Der vorliegende Quelltext lässt einige Fragen offen, die für die langfristige Bewertung des Projekts von Bedeutung sind. Zwar betont Pistorius die Vorteile der Kooperation, doch die konkreten Details der vertraglichen Absicherungen gegen technische Abhängigkeiten bleiben vage. Es wird nicht explizit ausgeführt, in welchem Umfang Deutschland tatsächlich Zugriff auf die Software-Quellcodes der F-35 erhält, was für eine echte nationale Kontrolle über die Einsatzfähigkeit der Flugzeuge entscheidend wäre. Auch die genaue Ausgestaltung der europäischen Wartungsstandorte und deren Autonomie gegenüber den US-Herstellern ist noch nicht vollständig geklärt. Zudem bleibt offen, wie sich die Beschaffung auf zukünftige europäische Gemeinschaftsprojekte im Bereich der Kampfflugzeugentwicklung auswirkt. Besteht die Gefahr, dass durch den Kauf der F-35 die Entwicklung einer eigenständigen europäischen Lösung langfristig untergraben wird? Der Text thematisiert zwar die Notwendigkeit der Kooperation, bietet jedoch keine detaillierte Analyse der Auswirkungen auf die europäische Rüstungsindustrie im Vergleich zu nationalen oder EU-weiten Eigenentwicklungen. Diese Lücken in der strategischen Planung bleiben Gegenstand der sicherheitspolitischen Debatte, die über die reine Beschaffungsentscheidung hinausgeht.

Ausblick und weitere Schritte

Die Übergabe der ersten F-35 ist erst der Anfang eines langjährigen Prozesses. In den kommenden Jahren wird die Auslieferung der weiteren 34 Maschinen kontinuierlich fortgesetzt. Parallel dazu müssen die notwendige Infrastruktur in Deutschland aufgebaut, das Personal geschult und die Wartungskapazitäten in Europa etabliert werden.

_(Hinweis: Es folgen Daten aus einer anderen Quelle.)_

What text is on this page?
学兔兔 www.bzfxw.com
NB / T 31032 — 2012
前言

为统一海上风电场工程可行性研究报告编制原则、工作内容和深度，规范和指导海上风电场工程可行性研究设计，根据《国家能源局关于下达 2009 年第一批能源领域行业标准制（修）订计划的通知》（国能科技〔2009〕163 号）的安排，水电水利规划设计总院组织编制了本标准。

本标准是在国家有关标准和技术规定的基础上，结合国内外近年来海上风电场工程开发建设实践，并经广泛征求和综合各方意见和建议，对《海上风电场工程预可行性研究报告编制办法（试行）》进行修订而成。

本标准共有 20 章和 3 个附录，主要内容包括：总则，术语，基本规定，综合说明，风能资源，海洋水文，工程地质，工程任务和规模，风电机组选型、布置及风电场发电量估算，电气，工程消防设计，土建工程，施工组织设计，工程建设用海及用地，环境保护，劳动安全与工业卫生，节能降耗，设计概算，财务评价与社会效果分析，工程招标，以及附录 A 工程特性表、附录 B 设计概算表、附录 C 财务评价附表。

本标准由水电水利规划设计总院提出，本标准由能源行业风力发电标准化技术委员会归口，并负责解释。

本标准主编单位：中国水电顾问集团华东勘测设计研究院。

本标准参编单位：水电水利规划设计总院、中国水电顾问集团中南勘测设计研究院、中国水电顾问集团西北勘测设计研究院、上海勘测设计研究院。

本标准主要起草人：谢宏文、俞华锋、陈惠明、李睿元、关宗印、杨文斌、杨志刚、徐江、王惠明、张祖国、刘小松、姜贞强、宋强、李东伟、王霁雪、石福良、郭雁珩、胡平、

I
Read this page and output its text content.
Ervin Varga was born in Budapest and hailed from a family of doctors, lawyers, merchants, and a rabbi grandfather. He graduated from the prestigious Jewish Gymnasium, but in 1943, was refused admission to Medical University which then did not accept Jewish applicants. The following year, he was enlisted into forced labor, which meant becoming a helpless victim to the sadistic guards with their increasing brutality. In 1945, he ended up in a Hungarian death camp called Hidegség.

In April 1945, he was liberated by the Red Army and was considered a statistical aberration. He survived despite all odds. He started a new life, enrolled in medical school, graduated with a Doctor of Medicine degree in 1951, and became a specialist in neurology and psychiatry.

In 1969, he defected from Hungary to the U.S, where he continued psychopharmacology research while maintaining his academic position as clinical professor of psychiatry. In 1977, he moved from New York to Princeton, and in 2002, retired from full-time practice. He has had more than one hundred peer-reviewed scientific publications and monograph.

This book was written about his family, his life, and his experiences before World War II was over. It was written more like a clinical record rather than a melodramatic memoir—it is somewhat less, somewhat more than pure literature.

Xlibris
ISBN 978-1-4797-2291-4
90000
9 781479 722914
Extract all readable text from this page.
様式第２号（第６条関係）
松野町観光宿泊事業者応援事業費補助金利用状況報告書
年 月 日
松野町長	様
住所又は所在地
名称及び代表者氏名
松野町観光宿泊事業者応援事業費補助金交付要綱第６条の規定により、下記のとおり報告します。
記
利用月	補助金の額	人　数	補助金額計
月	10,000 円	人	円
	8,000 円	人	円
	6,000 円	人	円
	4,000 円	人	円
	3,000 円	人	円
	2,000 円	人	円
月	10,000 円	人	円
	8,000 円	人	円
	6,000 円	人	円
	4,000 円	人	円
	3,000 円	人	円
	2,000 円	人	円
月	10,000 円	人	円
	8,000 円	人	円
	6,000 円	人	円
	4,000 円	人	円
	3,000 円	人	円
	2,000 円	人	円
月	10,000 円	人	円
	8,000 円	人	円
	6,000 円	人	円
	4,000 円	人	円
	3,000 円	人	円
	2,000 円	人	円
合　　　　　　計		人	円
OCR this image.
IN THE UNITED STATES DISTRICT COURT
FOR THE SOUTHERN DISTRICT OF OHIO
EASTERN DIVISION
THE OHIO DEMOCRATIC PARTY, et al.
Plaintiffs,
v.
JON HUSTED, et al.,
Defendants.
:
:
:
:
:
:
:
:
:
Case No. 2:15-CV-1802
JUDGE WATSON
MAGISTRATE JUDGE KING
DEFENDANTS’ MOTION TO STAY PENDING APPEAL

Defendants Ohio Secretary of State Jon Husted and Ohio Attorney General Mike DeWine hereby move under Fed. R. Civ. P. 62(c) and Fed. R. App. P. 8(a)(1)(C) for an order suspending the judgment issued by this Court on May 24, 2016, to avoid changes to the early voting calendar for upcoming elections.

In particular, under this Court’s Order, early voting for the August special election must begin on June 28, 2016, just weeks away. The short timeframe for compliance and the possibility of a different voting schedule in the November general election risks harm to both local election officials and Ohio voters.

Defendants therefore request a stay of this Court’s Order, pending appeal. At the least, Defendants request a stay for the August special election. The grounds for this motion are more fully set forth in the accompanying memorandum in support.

Pistorius hat deutlich gemacht, dass die Kooperation mit den USA weiter ausgebaut werden soll, wobei der Fokus auf dem wechselseitigen Nutzen liegt. Die nächsten Schritte beinhalten die schrittweise Integration der F-35 in die bestehenden Strukturen der Luftwaffe und die schrittweise Ausmusterung der Tornado-Flotte. Dabei wird die Bundesregierung weiterhin unter Beobachtung stehen, wie sie den Spagat zwischen der Abhängigkeit von US-Technologie und dem Ziel einer stärkeren europäischen Verteidigungsfähigkeit meistert. Termine für die vollständige Einsatzbereitschaft der gesamten F-35-Flotte wurden im Text nicht explizit genannt, jedoch ist davon auszugehen, dass dies ein Prozess ist, der sich über mehrere Jahre erstrecken wird. Die politische Führung sieht in der F-35 einen notwendigen Baustein für die Sicherheit, während die industrielle Kooperation als Chance für den Wirtschaftsstandort Deutschland begriffen wird.